Since December 2025, following the signing of an agreement and a payment of approximately $7.5 million by the United States to the Government of Equatorial Guinea, the Trump Administration has begun transferring third-country nationals to Equatorial Guinea as part of its migration enforcement policy. This payment follows a steady increase in U.S. assistance to Equatorial Guinea in recent years, reaching up to $500,000 in 2024, despite the country’s well-documented record of systematic corruption, repression, and human rights abuses.
Individuals from African and European countries—including people with pending asylum claims—have been detained by U.S. authorities and deported to Equatorial Guinea rather than to their countries of origin.
Based on our monitoring and direct engagement with affected individuals and their legal representatives, we are deeply concerned that this policy is placing vulnerable people at serious risk of harm.
Local counsel in Equatorial Guinea have filed asylum petitions on behalf of several deportees who demonstrated a well-founded fear of persecution in their home countries, including risks of torture, enslavement, and other grave human rights violations.

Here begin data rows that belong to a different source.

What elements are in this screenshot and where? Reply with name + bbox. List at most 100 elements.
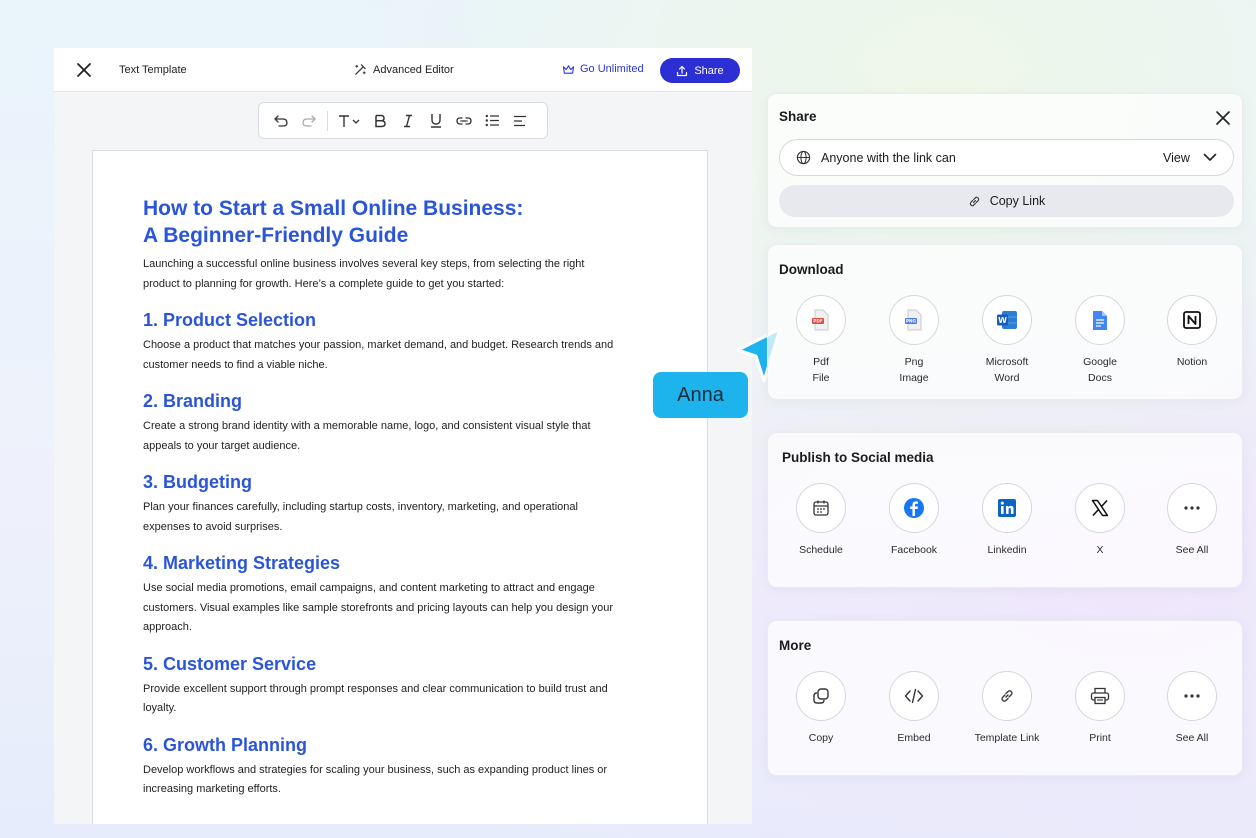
bullet-list-icon [485,114,499,127]
more-item-circle[interactable] [796,671,846,721]
more-item-template-link[interactable]: Template Link [964,671,1050,746]
section-text-line: expenses to avoid surprises. [143,520,283,533]
more-item-copy[interactable]: Copy [778,671,864,746]
section-heading: 4. Marketing Strategies [143,553,341,573]
link-icon [456,116,472,125]
social-item-label: See All [1175,544,1209,556]
toolbar-divider [327,110,328,131]
svg-text:W: W [998,316,1007,325]
text-style-dropdown[interactable] [332,107,366,135]
download-item-circle[interactable] [1167,295,1217,345]
social-item-see-all[interactable]: See All [1149,483,1235,558]
undo-button[interactable] [267,107,295,135]
link-icon [999,688,1015,704]
download-item-label-line2: Docs [1088,372,1112,384]
more-item-circle[interactable] [889,671,939,721]
more-item-circle[interactable] [982,671,1032,721]
linkedin-icon [997,498,1017,518]
more-item-label: Template Link [974,732,1040,744]
section-text-line: increasing marketing efforts. [143,783,281,795]
more-panel: More Copy Embed Template Link Print See All [767,620,1243,776]
advanced-editor-button[interactable]: Advanced Editor [354,63,454,76]
link-access-text: Anyone with the link can [821,151,956,165]
section-heading: 5. Customer Service [143,653,317,674]
more-item-circle[interactable] [1167,671,1217,721]
copy-link-button[interactable]: Copy Link [779,185,1234,217]
calendar-icon [812,499,830,517]
download-item-pdf[interactable]: PDF Pdf File [778,295,864,386]
download-panel: Download PDF Pdf File PNG Png Image W Microsoft… [767,244,1243,400]
bullet-list-button[interactable] [478,107,506,135]
download-item-google[interactable]: Google Docs [1057,295,1143,386]
underline-button[interactable] [422,107,450,135]
download-item-png[interactable]: PNG Png Image [871,295,957,386]
download-item-circle[interactable]: PNG [889,295,939,345]
link-icon [969,196,979,206]
section-text-line: Create a strong brand identity with a me… [143,420,591,432]
more-item-see-all[interactable]: See All [1149,671,1235,746]
facebook-icon [903,497,925,519]
word-icon: W [996,310,1018,330]
share-panel: Share Anyone with the link can View Copy… [767,93,1243,228]
underline-icon [431,114,441,128]
link-access-dropdown[interactable]: Anyone with the link can View [779,139,1234,176]
redo-icon [302,114,316,127]
section-text-line: Provide excellent support through prompt… [143,682,608,695]
go-unlimited-button[interactable]: Go Unlimited [562,63,644,75]
section-text-line: Use social media promotions, email campa… [143,582,595,594]
section-text-line: Plan your finances carefully, including … [143,501,578,513]
formatting-toolbar [258,102,548,139]
download-item-microsoft[interactable]: W Microsoft Word [964,295,1050,386]
social-item-label: X [1096,544,1104,556]
download-item-label: Microsoft Word [964,354,1050,386]
undo-icon [274,114,288,127]
link-button[interactable] [450,107,478,135]
social-item-schedule[interactable]: Schedule [778,483,864,558]
social-item-label: Linkedin [987,544,1027,556]
printer-icon [1090,687,1110,705]
download-item-circle[interactable]: PDF [796,295,846,345]
document-page[interactable]: How to Start a Small Online Business: A … [92,150,708,824]
download-item-notion[interactable]: Notion [1149,295,1235,370]
go-unlimited-label: Go Unlimited [580,63,644,75]
pdf-file-icon: PDF [811,309,831,331]
social-item-circle[interactable] [1167,483,1217,533]
png-image-icon: PNG [904,309,924,331]
section-text-line: approach. [143,621,192,633]
social-item-facebook[interactable]: Facebook [871,483,957,558]
download-item-label-line1: Pdf [813,356,829,368]
social-item-circle[interactable] [1075,483,1125,533]
more-item-circle[interactable] [1075,671,1125,721]
close-icon[interactable] [74,60,94,80]
align-button[interactable] [506,107,534,135]
more-item-print[interactable]: Print [1057,671,1143,746]
social-item-linkedin[interactable]: Linkedin [964,483,1050,558]
more-item-embed[interactable]: Embed [871,671,957,746]
notion-icon [1182,310,1202,330]
section-heading: 1. Product Selection [143,310,317,330]
share-button-label: Share [694,64,724,77]
more-item-label: Copy [808,732,834,744]
italic-button[interactable] [394,107,422,135]
download-item-circle[interactable]: W [982,295,1032,345]
redo-button[interactable] [295,107,323,135]
copy-icon [812,687,830,705]
social-item-circle[interactable] [889,483,939,533]
social-item-circle[interactable] [796,483,846,533]
document-content: How to Start a Small Online Business: A … [143,195,653,800]
advanced-editor-label: Advanced Editor [373,63,454,76]
globe-icon [796,150,811,165]
download-item-circle[interactable] [1075,295,1125,345]
social-item-x[interactable]: X [1057,483,1143,558]
collaborator-name-tag: Anna [653,372,748,418]
social-item-circle[interactable] [982,483,1032,533]
download-item-label-line2: Word [994,372,1020,384]
close-icon[interactable] [1214,109,1232,127]
align-left-icon [514,115,526,126]
bold-button[interactable] [366,107,394,135]
text-size-icon [339,114,360,127]
social-options: Schedule Facebook Linkedin X See All [778,483,1238,583]
share-button[interactable]: Share [660,58,740,83]
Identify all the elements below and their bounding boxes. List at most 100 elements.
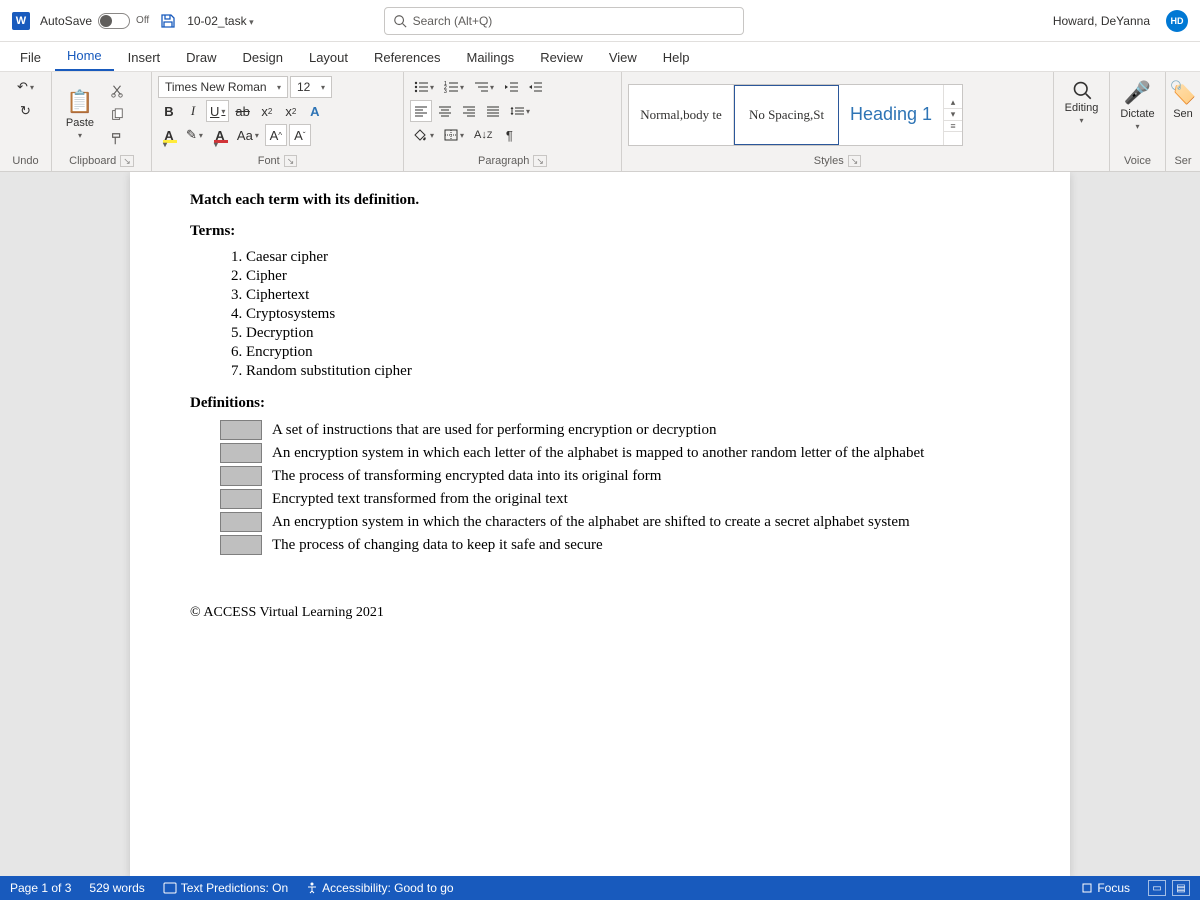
justify-button[interactable] — [482, 100, 504, 122]
multilevel-list-button[interactable] — [470, 76, 498, 98]
format-painter-button[interactable] — [106, 128, 128, 150]
highlight-button[interactable]: A — [158, 124, 180, 146]
shrink-font-button[interactable]: Aˇ — [289, 124, 311, 146]
svg-text:3: 3 — [444, 89, 447, 93]
underline-button[interactable]: U — [206, 100, 229, 122]
font-size-combo[interactable]: 12▾ — [290, 76, 332, 98]
answer-box[interactable] — [220, 443, 262, 463]
show-marks-button[interactable]: ¶ — [498, 124, 520, 146]
style-no-spacing[interactable]: No Spacing,St — [734, 85, 839, 145]
redo-button[interactable]: ↻ — [15, 100, 37, 122]
strikethrough-button[interactable]: ab — [231, 100, 253, 122]
dictate-button[interactable]: 🎤 Dictate ▾ — [1116, 76, 1160, 135]
align-center-button[interactable] — [434, 100, 456, 122]
answer-box[interactable] — [220, 466, 262, 486]
sensitivity-icon: 🏷️ — [1169, 80, 1196, 106]
group-editing: Editing ▾ — [1054, 72, 1110, 171]
clipboard-dialog-launcher[interactable]: ↘ — [120, 155, 134, 167]
user-name[interactable]: Howard, DeYanna — [1053, 14, 1150, 28]
superscript-button[interactable]: x2 — [280, 100, 302, 122]
list-item: Encryption — [246, 343, 1010, 362]
style-normal[interactable]: Normal,body te — [629, 85, 734, 145]
focus-mode-button[interactable]: Focus — [1081, 881, 1130, 895]
font-color-pen-button[interactable]: ✎ — [182, 124, 207, 146]
answer-box[interactable] — [220, 489, 262, 509]
align-left-button[interactable] — [410, 100, 432, 122]
list-item: Cipher — [246, 267, 1010, 286]
tab-mailings[interactable]: Mailings — [455, 44, 527, 71]
word-app-icon: W — [12, 12, 30, 30]
line-spacing-button[interactable] — [506, 100, 534, 122]
save-icon[interactable] — [159, 12, 177, 30]
sensitivity-button[interactable]: 🏷️ Sen — [1161, 76, 1200, 124]
borders-button[interactable] — [440, 124, 468, 146]
grow-font-button[interactable]: A^ — [265, 124, 287, 146]
style-heading-1[interactable]: Heading 1 — [839, 85, 944, 145]
cut-button[interactable] — [106, 80, 128, 102]
text-predictions-status[interactable]: Text Predictions: On — [163, 881, 288, 895]
font-dialog-launcher[interactable]: ↘ — [284, 155, 298, 167]
tab-review[interactable]: Review — [528, 44, 595, 71]
definition-row: A set of instructions that are used for … — [220, 420, 1010, 440]
bullets-button[interactable] — [410, 76, 438, 98]
group-undo-label: Undo — [6, 153, 45, 169]
document-area[interactable]: Match each term with its definition. Ter… — [0, 172, 1200, 876]
page-indicator[interactable]: Page 1 of 3 — [10, 881, 71, 895]
tab-home[interactable]: Home — [55, 42, 114, 71]
autosave-toggle[interactable]: AutoSave Off — [40, 13, 149, 29]
paragraph-dialog-launcher[interactable]: ↘ — [533, 155, 547, 167]
answer-box[interactable] — [220, 420, 262, 440]
text-effects-button[interactable]: A — [304, 100, 326, 122]
search-box[interactable]: Search (Alt+Q) — [384, 7, 744, 35]
find-icon — [1072, 80, 1092, 100]
decrease-indent-button[interactable] — [500, 76, 522, 98]
page[interactable]: Match each term with its definition. Ter… — [130, 172, 1070, 876]
toggle-switch[interactable] — [98, 13, 130, 29]
tab-layout[interactable]: Layout — [297, 44, 360, 71]
undo-button[interactable]: ↶ — [13, 76, 38, 98]
increase-indent-button[interactable] — [524, 76, 546, 98]
copy-button[interactable] — [106, 104, 128, 126]
terms-heading: Terms: — [190, 223, 1010, 240]
answer-box[interactable] — [220, 535, 262, 555]
gallery-up-icon[interactable]: ▴ — [944, 97, 962, 109]
styles-gallery-nav: ▴ ▾ ≡ — [944, 97, 962, 132]
align-right-button[interactable] — [458, 100, 480, 122]
group-font-label: Font — [258, 155, 280, 167]
copyright-text: © ACCESS Virtual Learning 2021 — [190, 605, 1010, 621]
gallery-down-icon[interactable]: ▾ — [944, 109, 962, 121]
ribbon-tabs: File Home Insert Draw Design Layout Refe… — [0, 42, 1200, 72]
numbering-button[interactable]: 123 — [440, 76, 468, 98]
tab-insert[interactable]: Insert — [116, 44, 173, 71]
change-case-button[interactable]: Aa — [233, 124, 263, 146]
tab-design[interactable]: Design — [231, 44, 295, 71]
bold-button[interactable]: B — [158, 100, 180, 122]
italic-button[interactable]: I — [182, 100, 204, 122]
print-layout-icon[interactable]: ▤ — [1172, 880, 1190, 896]
document-filename[interactable]: 10-02_task — [187, 14, 253, 28]
read-mode-icon[interactable]: ▭ — [1148, 880, 1166, 896]
paste-button[interactable]: 📋 Paste ▾ — [58, 85, 102, 144]
definition-row: The process of transforming encrypted da… — [220, 466, 1010, 486]
tab-view[interactable]: View — [597, 44, 649, 71]
font-name-combo[interactable]: Times New Roman▾ — [158, 76, 288, 98]
find-button[interactable]: Editing ▾ — [1060, 76, 1104, 129]
gallery-more-icon[interactable]: ≡ — [944, 121, 962, 132]
word-count[interactable]: 529 words — [89, 881, 144, 895]
accessibility-icon — [306, 882, 318, 894]
subscript-button[interactable]: x2 — [256, 100, 278, 122]
shading-button[interactable] — [410, 124, 438, 146]
font-color-button[interactable]: A — [209, 124, 231, 146]
tab-draw[interactable]: Draw — [174, 44, 228, 71]
avatar[interactable]: HD — [1166, 10, 1188, 32]
tab-file[interactable]: File — [8, 44, 53, 71]
tab-help[interactable]: Help — [651, 44, 702, 71]
styles-dialog-launcher[interactable]: ↘ — [848, 155, 862, 167]
styles-gallery: Normal,body te No Spacing,St Heading 1 ▴… — [628, 84, 963, 146]
sort-button[interactable]: A↓Z — [470, 124, 496, 146]
group-paragraph-label: Paragraph — [478, 155, 529, 167]
accessibility-status[interactable]: Accessibility: Good to go — [306, 881, 453, 895]
tab-references[interactable]: References — [362, 44, 452, 71]
status-bar: Page 1 of 3 529 words Text Predictions: … — [0, 876, 1200, 900]
answer-box[interactable] — [220, 512, 262, 532]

Despite these filings, Equatoguinean authorities have proceeded to deport some of these individuals back to their countries of origin without due process or any meaningful assessment of their protection claims.
These actions violate the fundamental principle of non-refoulement, which prohibits the return of any person to a country where they face a real risk of persecution or torture. This obligation is enshrined in international law, including the 1951 Refugee Convention and the Convention Against Torture.
We are particularly alarmed by the emerging pattern of chain refoulement: individuals are transferred by the United States to Equatorial Guinea—a country that lacks an independent judiciary, a functioning asylum system, and adequate human rights protections—only to be expelled onward to the very countries they fled. This creates a foreseeable and unlawful cycle of forced returns that exposes people to serious harm.
Any express or implied assurances by the Government of Equatorial Guinea that it will respect human rights, combat human trafficking or corruption, or work with UNHCR and IOM to protect migrants and refugees fly in the face of a 46-year history of dictatorship during which the presidential family has captured the entire state apparatus for self enrichment. For decades, the government of Equatorial Guinea has consistently ignored UN recommendations, international human rights mandates, and its treaty obligations. Its pattern of arbitrary detention, lack of due process, and repression of civil society is well documented.
Relying on such a government to provide meaningful protection to asylum seekers is not only unrealistic—it is dangerous.
EG Justice therefore calls on the United States to:
- Immediately halt deportations of third-country nationals to Equatorial Guinea;
- Ensure that all individuals with protection claims receive full and fair asylum procedures;
- Prevent any form of direct or indirect refoulement; and
- Align migration enforcement with international human rights and refugee law obligations.
Human lives and fundamental legal protections must not be sacrificed in the name of migration control. The prohibition against refoulement is absolute—and must be respected.